The Poon appeared in the nineteenth century in Zeeland, but also in South Holland. The tonnage was usually between 30 and 70 tons. Most Poons were built on shipyards in South Holland and West Brabant. They were mainly wooden ships. And the question is, were there any iron Poons built? Some Paviljoentjalken and -Schuiten do have characteristics of the Poon and this makes it sometimes difficult to determine if you are dealing with a Poon or a South Holland Tjalk. Also, some names may be based on pure tradition and the names in the possible shipyard records. In many cases, there are hardly any differences between the two types, although it is suggested that a Poon has no standing lines. This criterion is also of relative value, as there are also examples of South Holland Tjalken or - Schuiten that have no standing lines. No standing lines means that all lines have a roundness; a ruler can be placed along straight lines.
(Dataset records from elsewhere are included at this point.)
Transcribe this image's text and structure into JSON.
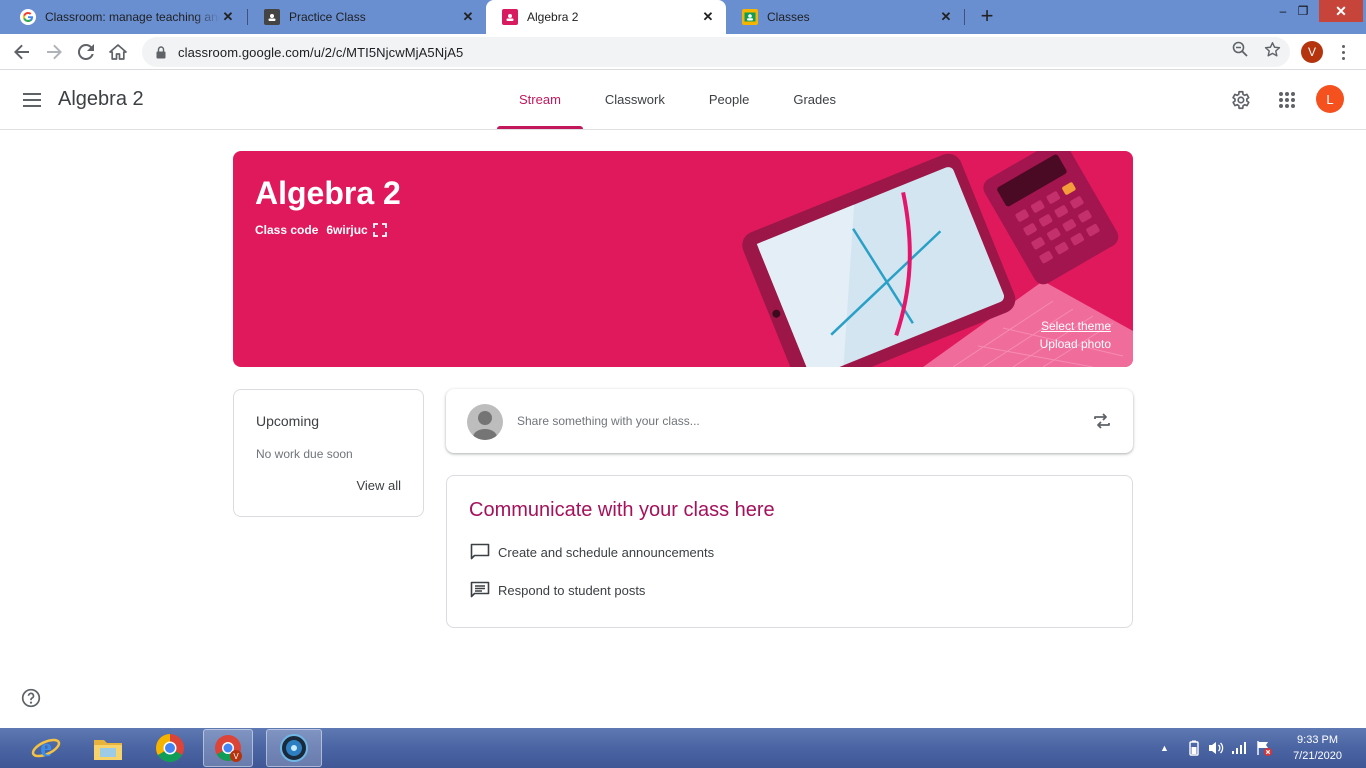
{
  "browser": {
    "tabs": [
      {
        "title": "Classroom: manage teaching and learning",
        "active": false,
        "favicon": "google-g-icon"
      },
      {
        "title": "Practice Class",
        "active": false,
        "favicon": "classroom-icon"
      },
      {
        "title": "Algebra 2",
        "active": true,
        "favicon": "classroom-icon"
      },
      {
        "title": "Classes",
        "active": false,
        "favicon": "classroom-icon"
      }
    ],
    "url": "classroom.google.com/u/2/c/MTI5NjcwMjA5NjA5",
    "profile_initial": "V",
    "window_controls": {
      "minimize": "–",
      "restore": "❐",
      "close": "✕"
    },
    "new_tab": "+"
  },
  "header": {
    "class_name": "Algebra 2",
    "tabs": [
      "Stream",
      "Classwork",
      "People",
      "Grades"
    ],
    "active_tab": "Stream",
    "account_initial": "L"
  },
  "banner": {
    "title": "Algebra 2",
    "class_code_label": "Class code",
    "class_code": "6wirjuc",
    "select_theme": "Select theme",
    "upload_photo": "Upload photo",
    "theme_color": "#e0195d"
  },
  "upcoming": {
    "title": "Upcoming",
    "empty_text": "No work due soon",
    "view_all": "View all"
  },
  "share": {
    "placeholder": "Share something with your class..."
  },
  "communicate": {
    "title": "Communicate with your class here",
    "items": [
      "Create and schedule announcements",
      "Respond to student posts"
    ]
  },
  "taskbar": {
    "apps": [
      "internet-explorer-icon",
      "file-explorer-icon",
      "chrome-icon",
      "chrome-profile-icon",
      "media-app-icon"
    ],
    "time": "9:33 PM",
    "date": "7/21/2020"
  },
  "colors": {
    "accent": "#c2185b",
    "tab_strip": "#6a8fd1",
    "avatar_l": "#f4511e",
    "avatar_v": "#b5340e"
  }
}
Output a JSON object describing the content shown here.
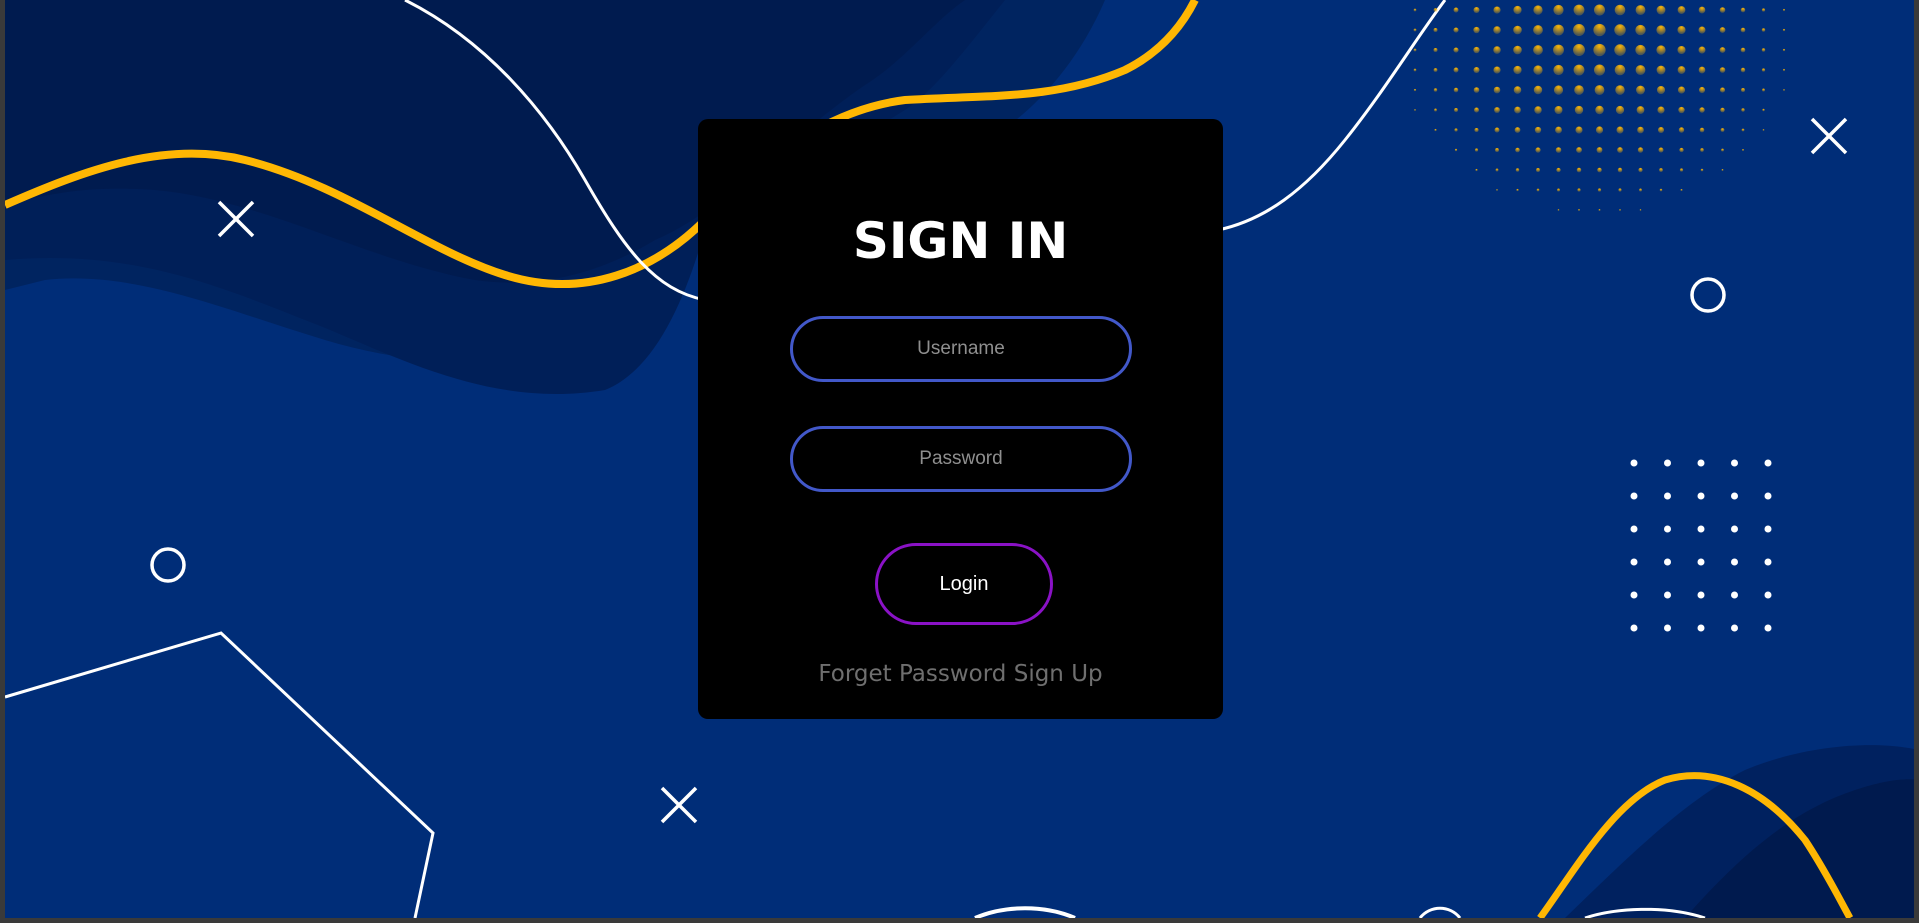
{
  "login_card": {
    "title": "SIGN IN",
    "username_placeholder": "Username",
    "password_placeholder": "Password",
    "login_label": "Login",
    "forget_password_label": "Forget Password",
    "sign_up_label": "Sign Up"
  },
  "colors": {
    "background_blue": "#002d78",
    "accent_yellow": "#ffb703",
    "card_black": "#000000",
    "input_border_blue": "#4258c9",
    "button_border_purple": "#8a12c6",
    "link_gray": "#6f6f6f"
  },
  "decorations": {
    "cross_icons": 4,
    "circle_icons": 3
  }
}
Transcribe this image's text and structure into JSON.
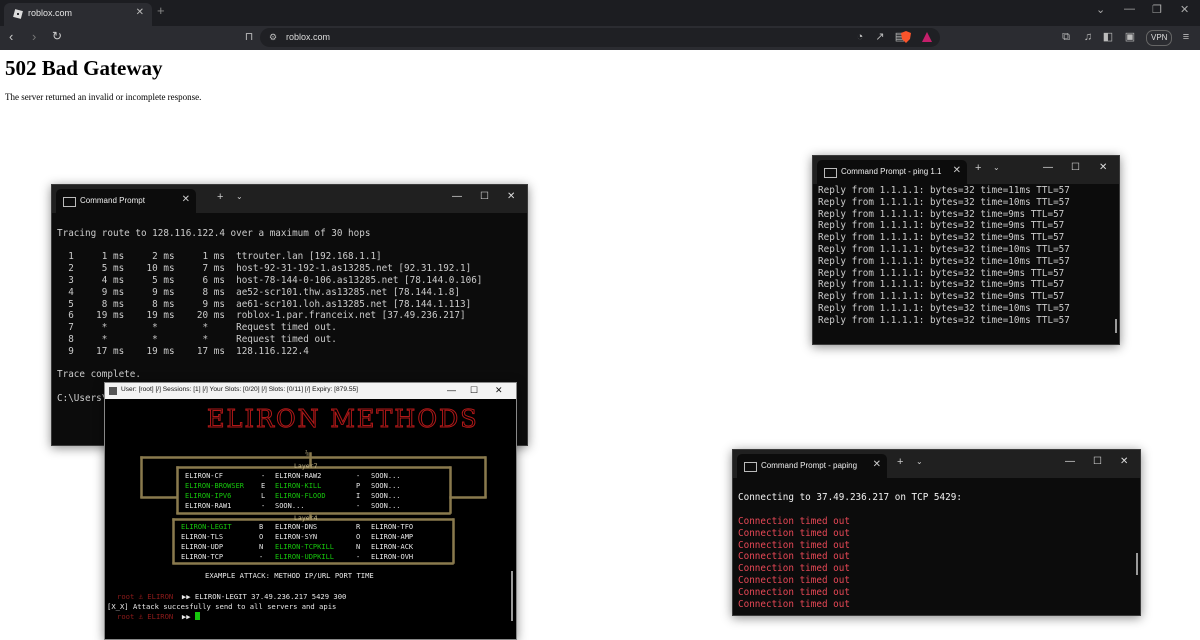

All in all, some Schuiten could be called a Poon and the designation Schuit or Tjalk for a Poon could also be the correct name.

Characteristics that are said to be typical for the Poon are: the high steep bow that falls back slightly at the top and points towards the hommer, the high head and the rising aft with the elevated pavilion deck; often the pavilion also had square windows in the bulwark. The larger width than a Dutch Tjalk is also said to be typical for the iron Poon. Poons were generally equipped with a Belgian, round hatch cover. Poons were intended for sailing on the Zeeuwse and South Holland sea arms and were less suitable for canal navigation.

In terms of shape, the Otter, a tjalk-like ship type, which was built in Flanders, is related to the Poon. The ships were mainly made of wood, but there are also some iron examples.